HOLT: I’m going to stay away from that! [Laughs]. It’s not a specific part of our strategic plan. I think the model we have accommodates 30-40 teams. The more teams you have, the more variance there is going to be in team performance. I don’t mean in terms of standings but in terms of fan support, corporate sponsorship, and the different types of markets. It certainly isn’t out of the realm of possibility we could evolve to the point where that could be something that could be implemented. But that certainly isn’t a specific part of the plan that for this decade. Let’s get these markets, let’s get these teams strengthened, let’s get them profitable, let’s get them in the right type of stadiums. Then if you create that type of platform, then you’re going to have as a league all sorts of exciting potential alternatives to consider. I’ll just leave it at that.

ASN: When you look at a successful team like Sacramento, now they are looking to move on from the league. How much is that going to hurt USL over the long haul if the best teams keep looking to move on?

HOLT: No—we’re comfortable with who we are. We want to be the strongest league on and off the field below Major League Soccer. We don’t have any ambition as a league to be what MLS is. MLS does an exceptional job of being the top soccer league in this country. We’ve all sort of benefited from the ground they’ve plowed over the past few decades. We’re very comfortable as a league property where our niche will be—a vibrant lower-division league with a business model that makes sense for owners, players, and fans. Just like when a player performs at an exceptional level or a coach or an executive, they look to move on. Such is the case here. We’re part of a bigger ecosystem which is the American soccer ecosystem. We accept our role in that.

We see it as an overwhelming positive. Sure, when we lost Orlando, we lost the highest-performing market in the league. But what it does is that it reinforces that this, if done right, is a pathway to the major league in this country. I’ll assure that if Sacramento is able to get that opportunity to go to MLS, they won’t be the last one. Someone else will step in an follow the blueprint that Orlando and Sacramento have taken. I think it’s good for the sport and good for MLS and it’s good for USL.

ASN: A big part of MLS’s model has been TV deals—both national and local. I know that is a much tougher sell as a minor league but what are you doing to make the league more visible and able to be seen beyond locals attending games?

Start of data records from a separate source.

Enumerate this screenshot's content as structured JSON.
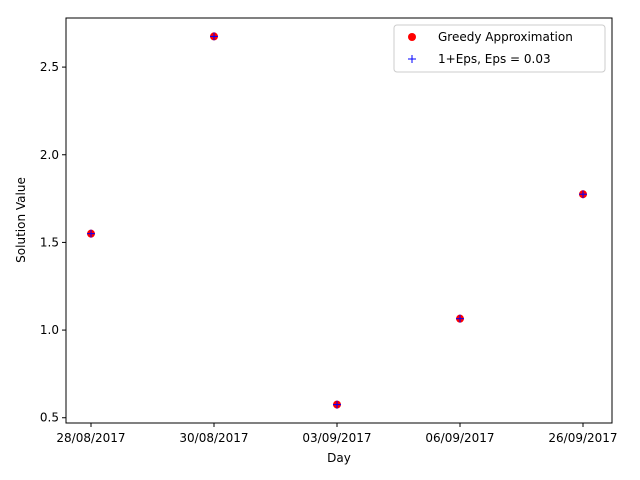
{
  "chart_data": {
    "type": "scatter",
    "categories": [
      "28/08/2017",
      "30/08/2017",
      "03/09/2017",
      "06/09/2017",
      "26/09/2017"
    ],
    "series": [
      {
        "name": "Greedy Approximation",
        "values": [
          1.55,
          2.675,
          0.575,
          1.065,
          1.775
        ],
        "marker": "circle",
        "color": "#ff0000"
      },
      {
        "name": "1+Eps, Eps = 0.03",
        "values": [
          1.55,
          2.675,
          0.575,
          1.065,
          1.775
        ],
        "marker": "plus",
        "color": "#0000ff"
      }
    ],
    "xlabel": "Day",
    "ylabel": "Solution Value",
    "ylim": [
      0.47,
      2.78
    ],
    "yticks": [
      "0.5",
      "1.0",
      "1.5",
      "2.0",
      "2.5"
    ],
    "grid": false,
    "legend_position": "top-right"
  }
}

HOLT: USL is a preferred partner of Youtube. All our teams will have all of their games streamed live in HD with a minimum three-camera shoot—for free. For us right now it is about visibility and exposure. In this day in age, being on Youtube you can watch it anywhere—on your big-screen TV, on your devices. We’re not in a position as a league to knock on the door of the big networks. That’s fine. I think for our highest-profile events, like our championship game, we anticipate that we will have a television broadcast that’s available on a national basis as early as this season.

But for the 300-plus games and playoff games, our fans in any market—even in markets where they don’t have a USL team—can watch any game they want for free with a professionally produced broadcast. It's about continuing to get exposure for what we think is a really good product. Commercially, we are not monetizing that in a way that is going to completely change the dynamics of what our owners are doing. But with time, we think we can build some real value to our broadcast rights.

That’s a longer term play. That’s not a 2015 play.